Человеческое, слишком человеческое. Книга для свободных умов
Шрифт:
Опасность, заключённая в личности. — Чем больше Бога считали личностью как таковой, тем меньше хранили ему верность. Человек куда больше привержен своим мысленным образам, чем самым любимым из людей: потому-то он и способен жертвовать собой за государство, за церковь, даже за Бога — в той мере, в какой последний выступает именно его порождением, его идеей, а не воспринимается человеком в слишком личностном ключе. В последнем случае человек почти всегда ссорится с Богом: ведь и с уст самого благочестивого из людей сорвался горький возглас: «Боже мой, для чего Ты оставил Меня!»
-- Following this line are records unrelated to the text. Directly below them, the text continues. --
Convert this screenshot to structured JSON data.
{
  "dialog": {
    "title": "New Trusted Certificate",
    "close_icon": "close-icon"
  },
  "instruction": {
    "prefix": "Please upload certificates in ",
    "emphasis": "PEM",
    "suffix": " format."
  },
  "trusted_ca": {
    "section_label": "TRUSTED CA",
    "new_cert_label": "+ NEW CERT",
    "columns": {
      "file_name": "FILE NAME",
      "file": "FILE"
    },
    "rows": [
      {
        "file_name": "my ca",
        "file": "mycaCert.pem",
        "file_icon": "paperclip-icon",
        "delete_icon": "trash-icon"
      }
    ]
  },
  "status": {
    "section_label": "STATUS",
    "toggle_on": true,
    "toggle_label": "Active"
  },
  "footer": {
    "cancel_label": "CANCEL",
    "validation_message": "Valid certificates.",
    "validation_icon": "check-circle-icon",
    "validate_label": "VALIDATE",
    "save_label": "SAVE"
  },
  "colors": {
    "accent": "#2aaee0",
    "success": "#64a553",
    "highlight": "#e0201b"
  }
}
Мирское правосудие. — Есть возможность перевернуть мирское правосудие вверх дном — с помощью учения о полной безответственности и невинности каждого человека:
Аффектация при расставании. — Человек, желающий расстаться с партией или религией, думает, что теперь ему необходимо их опровергнуть. Но такое намерение очень высокомерно. Нужно только, чтобы он ясно представлял себе, какие скрепы соединяли его до сих пор с этой партией или религией, а теперь больше не соединяют, что за цели привели его туда, а теперь ведут в другом направлении. Мы примыкаем к партиям и религиям, не стоя на почве строгого познания: поэтому, расставаясь с ними, мы не должны и аффектировать это.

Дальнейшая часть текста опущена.